Antes que Miguel se afastasse, o gênio dos Karas o chamou:

— Hey Miguel!

Ele se virou

— Disputa de pênaltis lá em casa depois da aula? Só para não perder o jeito...

O rapaz sorriu amarelo.

— Desculpe, Crânio. Estou muito ocupado.

E saiu, sem olhar para trás.

***

Era a tão aguardada noite de estréia de Romeu e Julieta pela turma de teatro do Colégio Elite. Por causa do terrível assassinato no ano anterior, todas as apresentações de Rei Lear foram canceladas, para a tristeza de estudantes e pais. Aquela era a volta por cima da escola após o incidente, e como um incentivo, pela primeira vez eles iriam encenar a peça no Theatro Municipal de São Paulo, uma conquista que foi muito celebrada por toda a escola.

Todos estavam mesmo ansiosos em ver Calú no papel de Romeu — mais ansiosos que os alunos, só mesmo o próprio Calú. O que o confortava, além da presença de muitos familiares na plateia, eram os seus queridos amigos, mas em especial a sua amada Peggy.

Acompanhada de um guarda-costas e sob os olhares curiosos do público, a menina esperava pacientemente no primeiro balcão inferior do lado esquerdo, que tinha a melhor vista do teatro, o início da apresentação.

Magrí acenou para a amiga, muito contente e sabendo do quanto aquilo significava para o seu querido amigo Calú. Estava ansiosa, é claro, pois adorava Romeu e Julieta, porém gostaria que tivessem trocado a atriz que contracenaria com o ator dos Karas, a insuportável Marina.

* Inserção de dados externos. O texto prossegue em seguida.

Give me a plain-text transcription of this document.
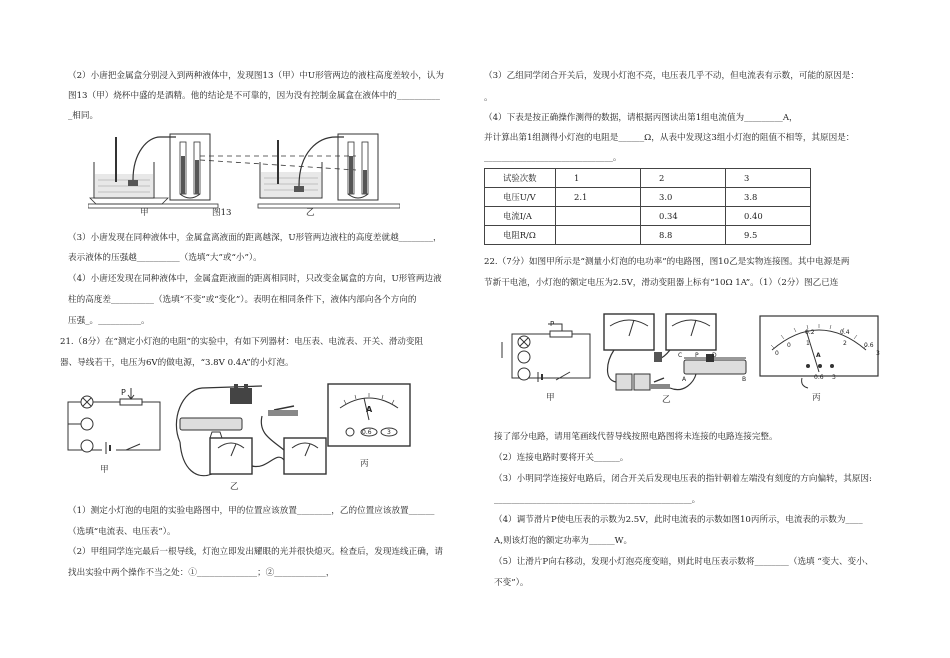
（2）小唐把金属盒分别浸入到两种液体中，发现图13（甲）中U形管两边的液柱高度差较小，认为
图13（甲）烧杯中盛的是酒精。他的结论是不可靠的，因为没有控制金属盒在液体中的__________
_相同。
甲	图13	乙
（3）小唐发现在同种液体中，金属盒离液面的距离越深，U形管两边液柱的高度差就越________，
表示液体的压强越__________（选填“大”或“小”）。
（4）小唐还发现在同种液体中，金属盒距液面的距离相同时，只改变金属盒的方向，U形管两边液
柱的高度差__________（选填“不变”或“变化”）。表明在相同条件下，液体内部向各个方向的
压强_。__________。
21.（8分）在“测定小灯泡的电阻”的实验中，有如下列器材：电压表、电流表、开关、滑动变阻
器、导线若干，电压为6V的做电源，“3.8V 0.4A”的小灯泡。
P
甲
乙
丙
A
0.6	3
（1）测定小灯泡的电阻的实验电路图中，甲的位置应该放置________，乙的位置应该放置______
（选填“电流表、电压表”）。
（2）甲组同学连完最后一根导线，灯泡立即发出耀眼的光并很快熄灭。检查后，发现连线正确，请
找出实验中两个操作不当之处：①______________；②____________，
（3）乙组同学闭合开关后，发现小灯泡不亮，电压表几乎不动，但电流表有示数，可能的原因是：
。
（4）下表是按正确操作测得的数据，请根据丙图读出第1组电流值为_________A，
并计算出第1组测得小灯泡的电阻是______Ω，从表中发现这3组小灯泡的阻值不相等，其原因是：
______________________________。
试验次数	1	2	3
电压U/V	2.1	3.0	3.8
电流I/A		0.34	0.40
电阻R/Ω		8.8	9.5
22.（7分）如图甲所示是“测量小灯泡的电功率”的电路图，图10乙是实物连接图。其中电源是两
节新干电池，小灯泡的额定电压为2.5V，滑动变阻器上标有“10Ω 1A”。（1）（2分）图乙已连
P
甲	乙	丙
C P D
A	B
0
0.2	0.4
0.6
0
1	2
3
A
0.6 3
接了部分电路，请用笔画线代替导线按照电路图将未连接的电路连接完整。
（2）连接电路时要将开关______。
（3）小明同学连接好电路后，闭合开关后发现电压表的指针朝着左端没有刻度的方向偏转，其原因:
______________________________________________。
（4）调节滑片P使电压表的示数为2.5V，此时电流表的示数如图10丙所示，电流表的示数为____
A,则该灯泡的额定功率为______W。
（5）让滑片P向右移动，发现小灯泡亮度变暗，则此时电压表示数将________（选填 “变大、变小、
不变”）。
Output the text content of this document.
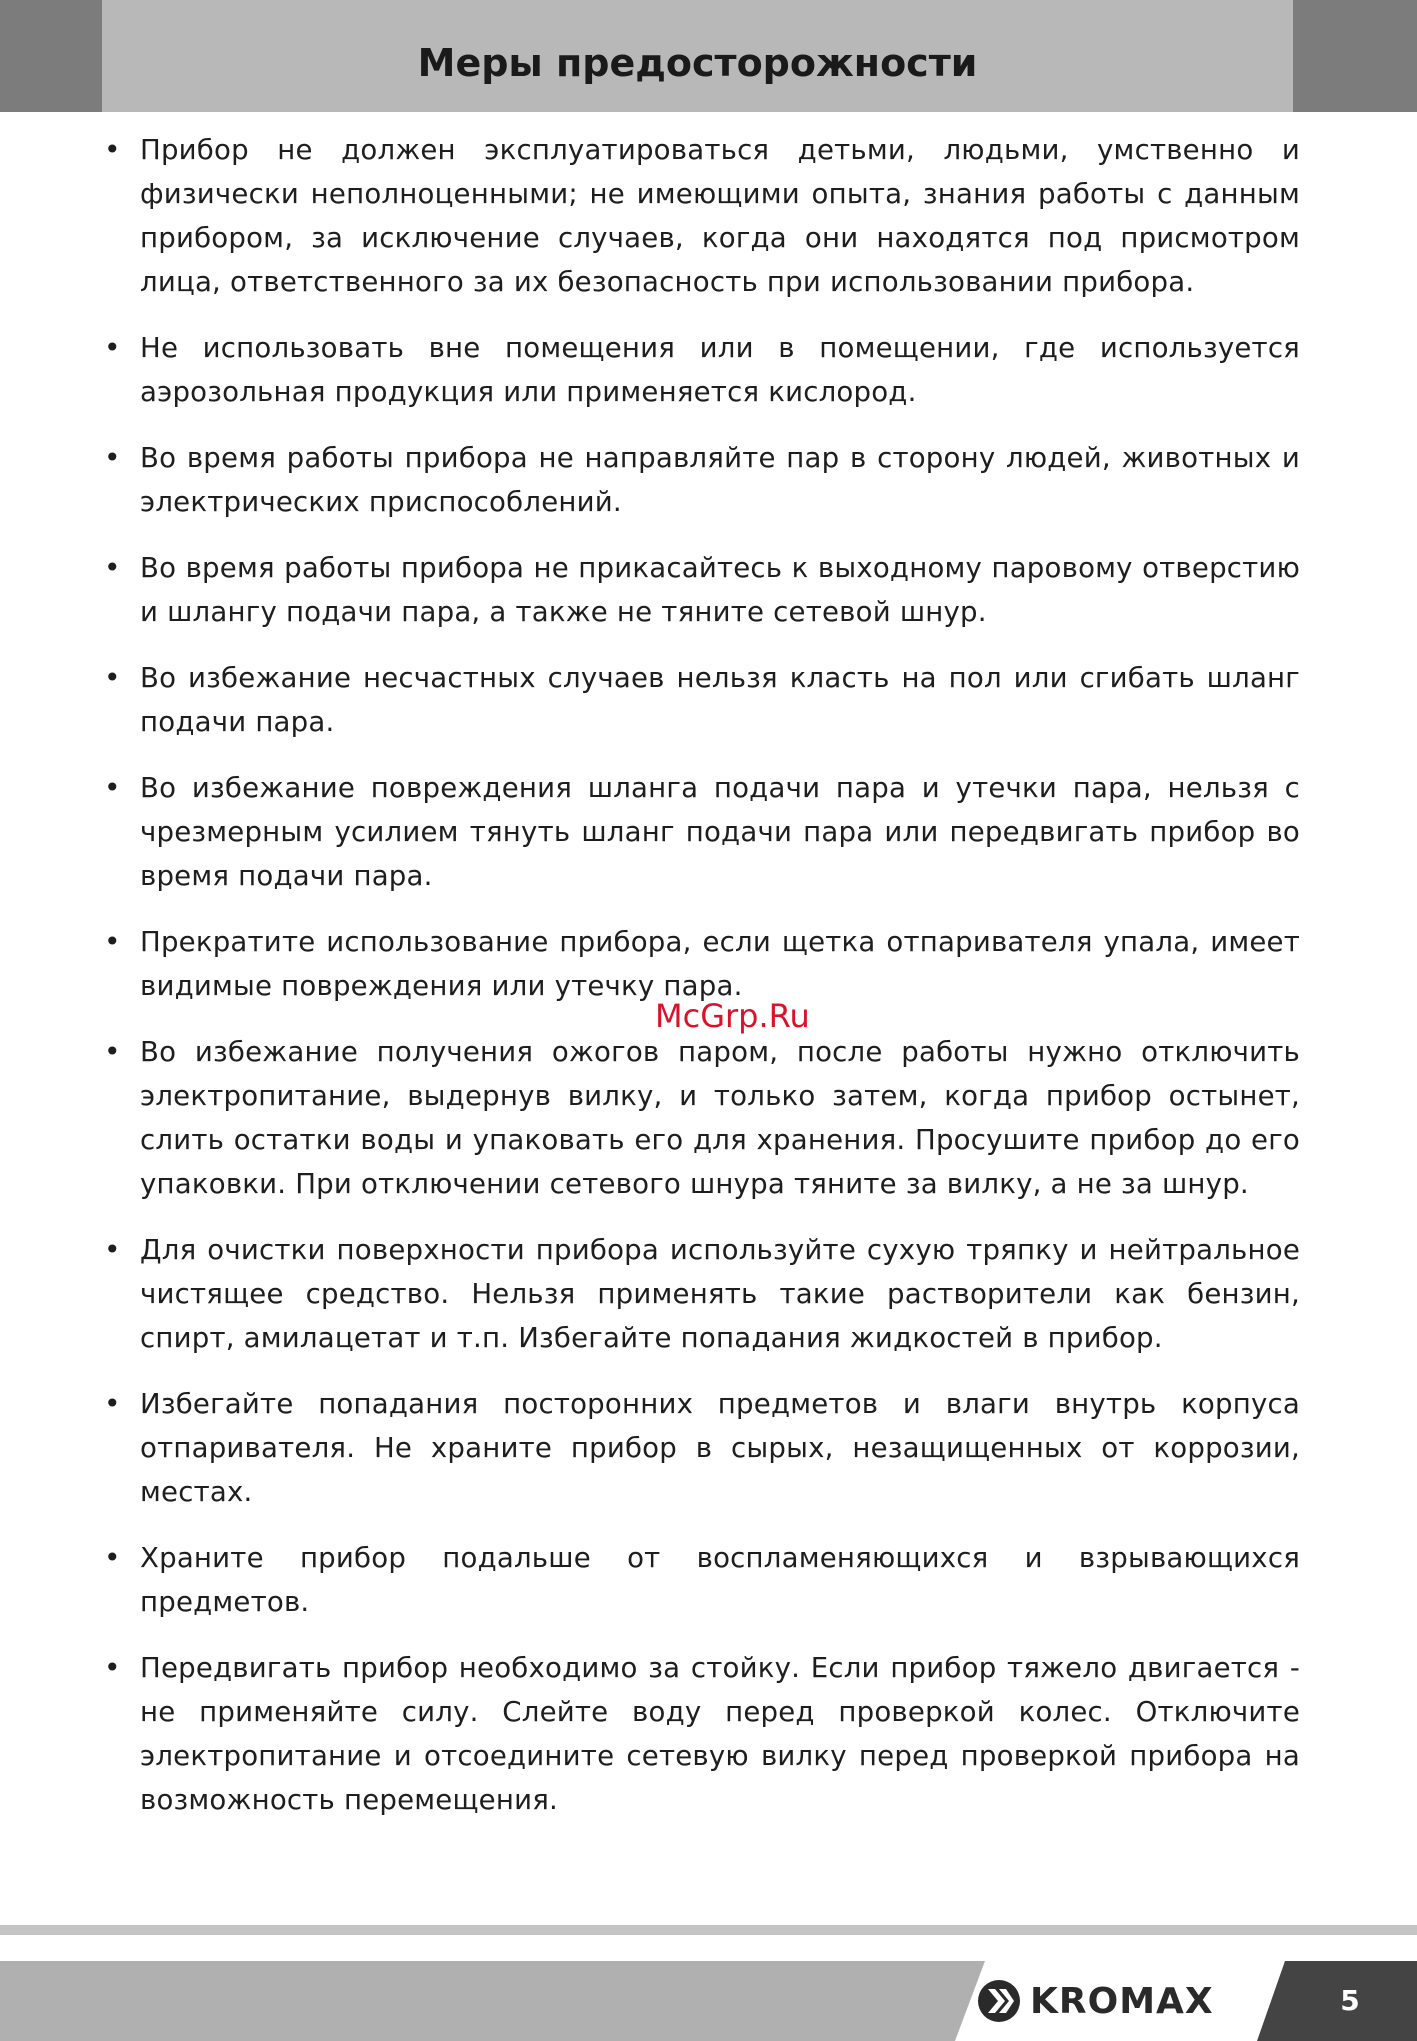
Меры предосторожности
• Прибор не должен эксплуатироваться детьми, людьми, умственно и физически неполноценными; не имеющими опыта, знания работы с данным прибором, за исключение случаев, когда они находятся под присмотром лица, ответственного за их безопасность при использовании прибора.
• Не использовать вне помещения или в помещении, где используется аэрозольная продукция или применяется кислород.
• Во время работы прибора не направляйте пар в сторону людей, животных и электрических приспособлений.
• Во время работы прибора не прикасайтесь к выходному паровому отверстию и шлангу подачи пара, а также не тяните сетевой шнур.
• Во избежание несчастных случаев нельзя класть на пол или сгибать шланг подачи пара.
• Во избежание повреждения шланга подачи пара и утечки пара, нельзя с чрезмерным усилием тянуть шланг подачи пара или передвигать прибор во время подачи пара.
• Прекратите использование прибора, если щетка отпаривателя упала, имеет видимые повреждения или утечку пара.
• Во избежание получения ожогов паром, после работы нужно отключить электропитание, выдернув вилку, и только затем, когда прибор остынет, слить остатки воды и упаковать его для хранения. Просушите прибор до его упаковки. При отключении сетевого шнура тяните за вилку, а не за шнур.
• Для очистки поверхности прибора используйте сухую тряпку и нейтральное чистящее средство. Нельзя применять такие растворители как бензин, спирт, амилацетат и т.п. Избегайте попадания жидкостей в прибор.
• Избегайте попадания посторонних предметов и влаги внутрь корпуса отпаривателя. Не храните прибор в сырых, незащищенных от коррозии, местах.
• Храните прибор подальше от воспламеняющихся и взрывающихся предметов.
• Передвигать прибор необходимо за стойку. Если прибор тяжело двигается - не применяйте силу. Слейте воду перед проверкой колес. Отключите электропитание и отсоедините сетевую вилку перед проверкой прибора на возможность перемещения.
McGrp.Ru
KROMAX	5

Magrí não era rancorosa. No entanto, olhar para a cara daquela garota por quase duas horas seria uma tortura, pois tudo na menina causava desgosto em Magrí. Ela discordava completamente da escolha de Marina para o papel de Julieta, uma moça tão dócil, sendo que a escolhida era uma garota insensível, arrogante e cruel — não tinha esquecido do que ela fez com o seu collant de ginástica na véspera da apresentação, por pura maldade. Na ocasião, nem cogitou retaliação, pois se abaixaria ao nível dela, mas se tivesse a oportunidade de dar-lhe um golpe de karatê...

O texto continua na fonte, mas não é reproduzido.